Don’t Spank Your Child: Physical Punishment Linked To Mental Disorders [Study]
Physical punishment including pushing, grabbing, shoving, slapping, hitting, and spanking in the absence of more severe child abuse is associated with an increased risk of mental disorders including mood disorders, anxiety disorders, substance abuse, substance dependence, and personality disorders, says a new study published in the August 2012 issue of the journal Pediatrics.
Spanking and the use of other physical punishment to discipline a child is a controversial subject. Previous research in the Archives of Pediatrics & Adolescent Medicine has discovered that, when parents use physical punishment to deter antisocial behavior, the long-term effect tends to be the opposite. Children who are disciplined with physical punishment like spanking end up exhibiting more antisocial behavior.
In recent news, a Georgetown, Ohio man, Charles Sweeney, 23, was indicted for violently spanking a 5-month-old baby. As Fox 19 reports, Sweeney shook and spanked the infant, causing a fractured rib and bruising. Other parents and caregivers have also been arrested after using physical punishment including spanking on children.
A recent study conducted by researchers at the Departments of Community Health Sciences, Psychiatry, Family Social Sciences, and Psychology at the University of Manitoba, Winnipeg, Manitoba, Canada has concluded that harsh physical punishment in the absence of more severe child abuse is associated with an increased risk for mental disorders.
For the study, the researchers collected data from the National Epidemiologic Survey on Alcohol and Related Conditions between the years 2004 and 2005. The survey was conducted with a representative US adult population sample.
Harsh physical punishment included spanking as well acts of physical force beyond slapping. Physical punishment was distinguished from child maltreatment, which included severe physical abuse, sexual abuse, emotional abuse, physical neglect, emotional neglect, and exposure to intimate partner violence.
According to the study, harsh physical punishment during childhood was linked to an increased likelihood of most lifetime mental disorders including major depression, dysthymia, mania, any mood disorder, speciﬁc phobias, any anxiety disorder, and any alcohol and drug abuse or dependence during adulthood. In other words, children who are disciplined with physical punishment including spanking are more likely to suffer from mental disorders as adults.
The results of this study are important for a number of reasons. Both the American Academy of Pediatrics (AAP) and the Canadian Pediatrics Society oppose or discourage the use of physical punishment against children. However, the researchers believe that their findings could be used to formulate a “more explicit position statement” that states that “physical punishment (ie, spanking,smacking, slapping) should not be used with children of any age.”
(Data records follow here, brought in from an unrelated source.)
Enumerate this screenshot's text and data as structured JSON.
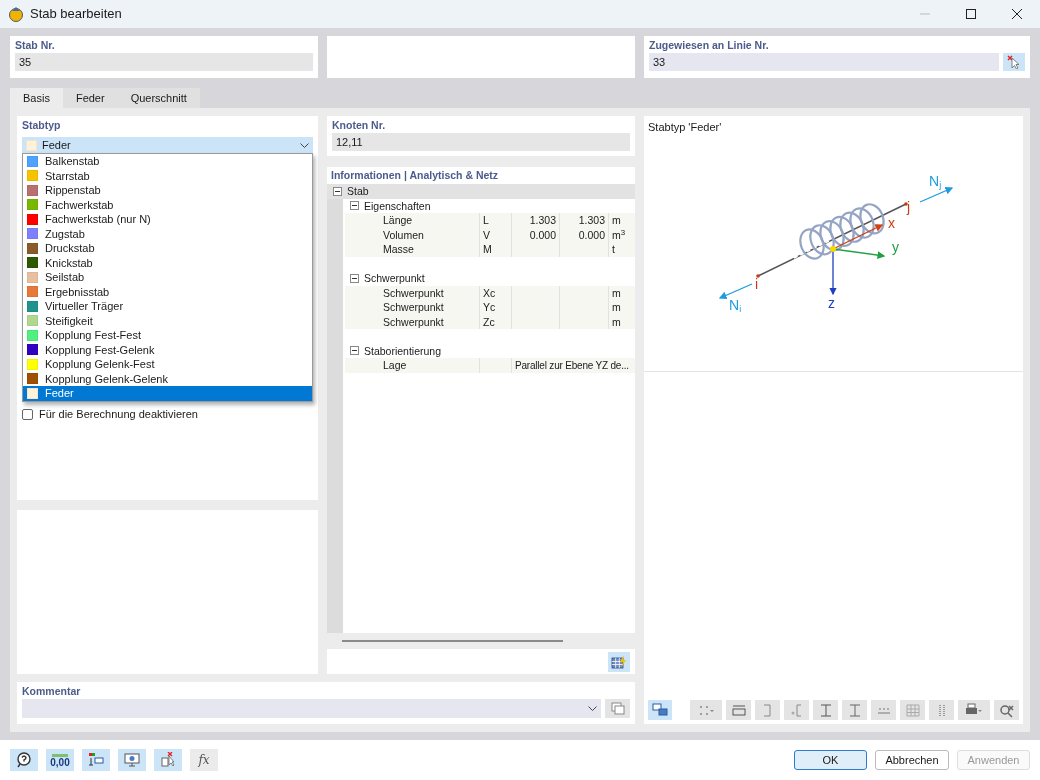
{
  "window": {
    "title": "Stab bearbeiten"
  },
  "header": {
    "member_no": {
      "label": "Stab Nr.",
      "value": "35"
    },
    "line_no": {
      "label": "Zugewiesen an Linie Nr.",
      "value": "33"
    }
  },
  "tabs": [
    {
      "label": "Basis",
      "selected": true
    },
    {
      "label": "Feder",
      "selected": false
    },
    {
      "label": "Querschnitt",
      "selected": false
    }
  ],
  "member_type": {
    "label": "Stabtyp",
    "value": "Feder",
    "expanded": true,
    "options": [
      {
        "label": "Balkenstab",
        "color": "#4da3ff",
        "selected": false
      },
      {
        "label": "Starrstab",
        "color": "#f5c400",
        "selected": false
      },
      {
        "label": "Rippenstab",
        "color": "#b87070",
        "selected": false
      },
      {
        "label": "Fachwerkstab",
        "color": "#78b800",
        "selected": false
      },
      {
        "label": "Fachwerkstab (nur N)",
        "color": "#ff0000",
        "selected": false
      },
      {
        "label": "Zugstab",
        "color": "#8080ff",
        "selected": false
      },
      {
        "label": "Druckstab",
        "color": "#8b5a2b",
        "selected": false
      },
      {
        "label": "Knickstab",
        "color": "#2d5a00",
        "selected": false
      },
      {
        "label": "Seilstab",
        "color": "#e8c0a0",
        "selected": false
      },
      {
        "label": "Ergebnisstab",
        "color": "#e87838",
        "selected": false
      },
      {
        "label": "Virtueller Träger",
        "color": "#20948c",
        "selected": false
      },
      {
        "label": "Steifigkeit",
        "color": "#b0d890",
        "selected": false
      },
      {
        "label": "Kopplung Fest-Fest",
        "color": "#50f080",
        "selected": false
      },
      {
        "label": "Kopplung Fest-Gelenk",
        "color": "#3000c0",
        "selected": false
      },
      {
        "label": "Kopplung Gelenk-Fest",
        "color": "#ffff00",
        "selected": false
      },
      {
        "label": "Kopplung Gelenk-Gelenk",
        "color": "#a05000",
        "selected": false
      },
      {
        "label": "Feder",
        "color": "#fff2d8",
        "selected": true
      }
    ]
  },
  "deactivate": {
    "label": "Für die Berechnung deaktivieren",
    "checked": false
  },
  "nodes": {
    "label": "Knoten Nr.",
    "value": "12,11"
  },
  "info": {
    "title": "Informationen | Analytisch & Netz",
    "tree": [
      {
        "label": "Stab",
        "expanded": true,
        "children": [
          {
            "label": "Eigenschaften",
            "expanded": true,
            "children": [
              {
                "kind": "numeric",
                "label": "Länge",
                "symbol": "L",
                "value_1": "1.303",
                "value_2": "1.303",
                "unit": "m"
              },
              {
                "kind": "numeric",
                "label": "Volumen",
                "symbol": "V",
                "value_1": "0.000",
                "value_2": "0.000",
                "unit": "m$^{3}$"
              },
              {
                "kind": "numeric",
                "label": "Masse",
                "symbol": "M",
                "unit": "t"
              }
            ]
          },
          {
            "label": "Schwerpunkt",
            "expanded": true,
            "children": [
              {
                "kind": "numeric",
                "label": "Schwerpunkt",
                "symbol": "Xc",
                "unit": "m"
              },
              {
                "kind": "numeric",
                "label": "Schwerpunkt",
                "symbol": "Yc",
                "unit": "m"
              },
              {
                "kind": "numeric",
                "label": "Schwerpunkt",
                "symbol": "Zc",
                "unit": "m"
              }
            ]
          },
          {
            "label": "Staborientierung",
            "expanded": true,
            "children": [
              {
                "kind": "text",
                "label": "Lage",
                "value": "Parallel zur Ebene YZ de..."
              }
            ]
          }
        ]
      }
    ]
  },
  "comment": {
    "label": "Kommentar"
  },
  "diagram": {
    "title": "Stabtyp 'Feder'",
    "labels": [
      {
        "kind": "force",
        "text": "N$_{j}$"
      },
      {
        "kind": "node",
        "text": "j"
      },
      {
        "kind": "axis_x",
        "text": "x"
      },
      {
        "kind": "axis_y",
        "text": "y"
      },
      {
        "kind": "node",
        "text": "i"
      },
      {
        "kind": "axis_z",
        "text": "z"
      },
      {
        "kind": "force",
        "text": "N$_{i}$"
      }
    ]
  },
  "footer_tools": [
    {
      "kind": "help",
      "active": true
    },
    {
      "kind": "decimals",
      "text": "0,00",
      "active": true
    },
    {
      "kind": "display",
      "active": true
    },
    {
      "kind": "view",
      "active": true
    },
    {
      "kind": "deselect",
      "active": true
    },
    {
      "kind": "formula",
      "text": "fx",
      "active": false
    }
  ],
  "buttons": [
    {
      "label": "OK",
      "kind": "default",
      "disabled": false
    },
    {
      "label": "Abbrechen",
      "kind": "normal",
      "disabled": false
    },
    {
      "label": "Anwenden",
      "kind": "normal",
      "disabled": true
    }
  ]
}
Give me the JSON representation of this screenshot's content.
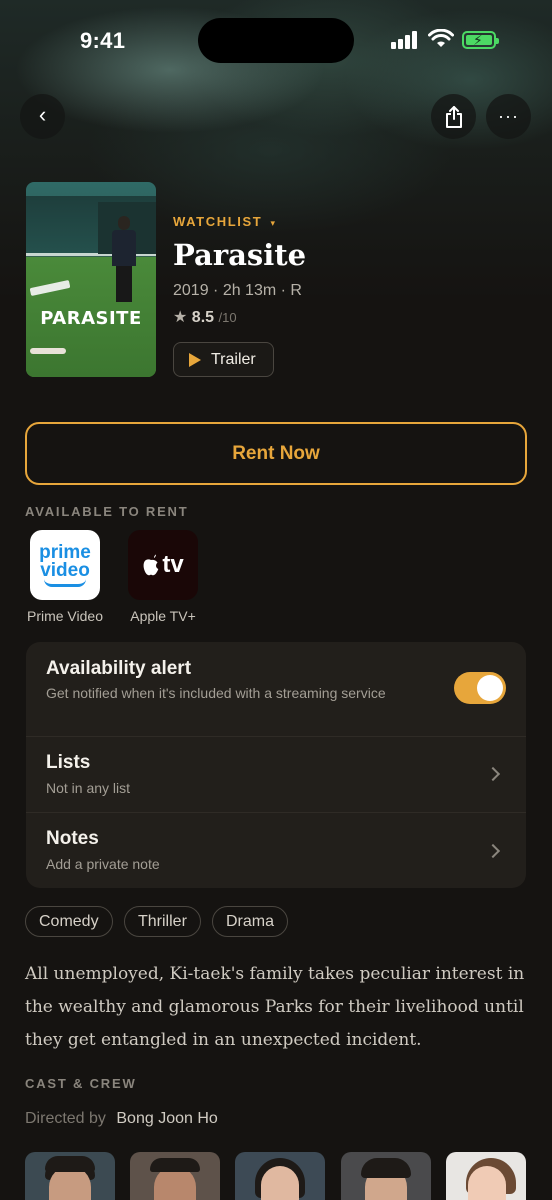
{
  "status_bar": {
    "time": "9:41"
  },
  "header": {
    "back_icon": "chevron-left-icon",
    "share_icon": "share-icon",
    "more_icon": "ellipsis-icon",
    "back_glyph": "‹",
    "more_glyph": "···"
  },
  "movie": {
    "poster_title": "PARASITE",
    "watchlist_label": "WATCHLIST",
    "watchlist_caret": "▾",
    "title": "Parasite",
    "meta": "2019 · 2h 13m · R",
    "rating_star": "★",
    "rating_value": "8.5",
    "rating_scale": "/10",
    "trailer_label": "Trailer"
  },
  "rent_button_label": "Rent Now",
  "available": {
    "label": "AVAILABLE TO RENT",
    "providers": [
      {
        "name": "Prime Video",
        "logo_line1": "prime",
        "logo_line2": "video"
      },
      {
        "name": "Apple TV+",
        "logo_text": "tv"
      }
    ]
  },
  "settings": {
    "alert": {
      "title": "Availability alert",
      "subtitle": "Get notified when it's included with a streaming service",
      "enabled": true
    },
    "lists": {
      "title": "Lists",
      "subtitle": "Not in any list"
    },
    "notes": {
      "title": "Notes",
      "subtitle": "Add a private note"
    }
  },
  "genres": [
    "Comedy",
    "Thriller",
    "Drama"
  ],
  "description": "All unemployed, Ki-taek's family takes peculiar interest in the wealthy and glamorous Parks for their livelihood until they get entangled in an unexpected incident.",
  "cast_crew": {
    "label": "CAST & CREW",
    "directed_by_label": "Directed by",
    "director": "Bong Joon Ho"
  },
  "colors": {
    "accent": "#e7a63b",
    "background": "#151311",
    "card": "#221f1b"
  }
}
Furthermore, as the researchers conclude:
“From a public health perspective, reducing physical punishment may help to decrease the prevalence of mental disorders in the general population. Policies need to be focused on strategies to reduce physical punishment, which again points to the importance of positive parenting approaches.”
Do you agree that physical punishment including spanking should not be used to discipline children?